By Alexander Osipovich
The New York Stock Exchange will move forward with delisting three Chinese telecommunications companies targeted by an executive order from President Trump, reversing course yet again after the NYSE said earlier this week that it wouldn't delist them.
The NYSE said Wednesday that trading of the U.S.-listed shares of China Mobile Ltd., China Telecom Corp. and China Unicom (Hong Kong) Ltd. would be suspended at 4 a.m. ET on Monday. Mr. Trump's order seeks to ban trading in securities of companies that the administration says have links to the Chinese military.
The NYSE said its latest action came after it received "new specific guidance" from the Treasury Department's Office of Foreign Assets Control on Tuesday, which listed the three companies' American depositary receipts as being covered by Mr. Trump's order. The NYSE's statement also noted that the companies could appeal the delisting decision to the exchange.
A person familiar with the matter said the NYSE backtracked Monday due to ambiguity in whether the three companies were covered by the order, but the new guidance, which Treasury shared with the exchange late Tuesday, made it clear that the companies must be delisted. The Treasury posted that guidance online Wednesday morning.
Wednesday's reversal is likely to raise further questions about the exchange's handling of the three Chinese stocks. Last week, the NYSE said it would delist the three companies to comply with Mr. Trump's order, only to reverse course on Monday and say that it wasn't delisting them. A person familiar with the matter said the NYSE backtracked due to ambiguity in whether the three companies were covered by the order. The new guidance from the Treasury Department appears to have resolved that issue.
The NYSE's backpedaling drew criticism from the Trump administration and supporters of a hard line against Beijing. Treasury Secretary Steven Mnuchin called NYSE President Stacey Cunningham to object to the NYSE's flip-flop.
All sides have been displeased with how the NYSE, owned by Intercontinental Exchange Inc., has handled Mr. Trump's order, one of the last salvos in his four-year effort to get tough on Beijing.
In China, officials have criticized the delisting of the telecoms companies, saying it would harm the standing of the U.S. in global capital markets. "I'm sure all countries, not just China, are watching what the United States plans to do, which will determine whether it can be seen as a reliable or trustworthy partner for cooperation," a Chinese Foreign Ministry spokeswoman said at briefing Wednesday.
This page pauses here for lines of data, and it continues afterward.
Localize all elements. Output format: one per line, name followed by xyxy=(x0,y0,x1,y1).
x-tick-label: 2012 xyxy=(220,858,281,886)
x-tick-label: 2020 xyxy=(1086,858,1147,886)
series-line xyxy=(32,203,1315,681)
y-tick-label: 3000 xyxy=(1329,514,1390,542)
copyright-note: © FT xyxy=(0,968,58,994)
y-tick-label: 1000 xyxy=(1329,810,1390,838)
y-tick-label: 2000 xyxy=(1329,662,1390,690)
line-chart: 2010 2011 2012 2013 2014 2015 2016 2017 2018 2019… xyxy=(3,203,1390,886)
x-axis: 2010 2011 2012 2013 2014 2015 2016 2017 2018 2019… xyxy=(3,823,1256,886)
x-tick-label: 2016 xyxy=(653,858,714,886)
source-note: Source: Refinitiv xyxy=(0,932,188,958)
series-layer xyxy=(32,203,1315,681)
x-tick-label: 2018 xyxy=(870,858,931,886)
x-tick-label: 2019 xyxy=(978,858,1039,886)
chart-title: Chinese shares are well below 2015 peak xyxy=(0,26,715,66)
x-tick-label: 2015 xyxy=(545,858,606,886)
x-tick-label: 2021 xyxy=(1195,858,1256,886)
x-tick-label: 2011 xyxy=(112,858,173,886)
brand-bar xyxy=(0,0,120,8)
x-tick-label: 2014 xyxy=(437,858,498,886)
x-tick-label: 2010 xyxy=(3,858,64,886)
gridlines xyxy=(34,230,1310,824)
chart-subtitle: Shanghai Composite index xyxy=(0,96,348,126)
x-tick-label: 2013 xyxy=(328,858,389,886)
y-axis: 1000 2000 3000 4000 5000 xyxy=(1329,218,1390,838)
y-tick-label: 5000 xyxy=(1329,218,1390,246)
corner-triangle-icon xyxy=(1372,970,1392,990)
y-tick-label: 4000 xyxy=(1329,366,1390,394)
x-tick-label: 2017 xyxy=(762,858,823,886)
Meanwhile, U.S. critics of Beijing have accused the NYSE of trying to curry favor with Chinese authorities before the inauguration of President-elect Joe Biden, who may take a softer line on trade with China than Mr. Trump.
"The NYSE is trying to judge how the political winds are blowing, and it's a pretty confusing situation right now," said Dan David, founder of Wolfpack Research, an investment-research firm that specializes in shorting, or betting against, companies that it suspects to be engaged in fraud, including Chinese companies.
The NYSE's intent has always been to comply with the executive order, the person familiar with the matter said.
Investors have also been whipsawed as the on-again, off-again delisting announcements have sent the affected Chinese stocks on a wild ride. NYSE-listed shares of China Mobile, China Telecom and China Unicom were all down between 3% and 6% in recent trading Wednesday, in the wake of the newest delisting announcement.
That came after the three stocks sold off Monday, only to rebound Tuesday when it appeared that the NYSE would be allowing the stocks to remain listed after all.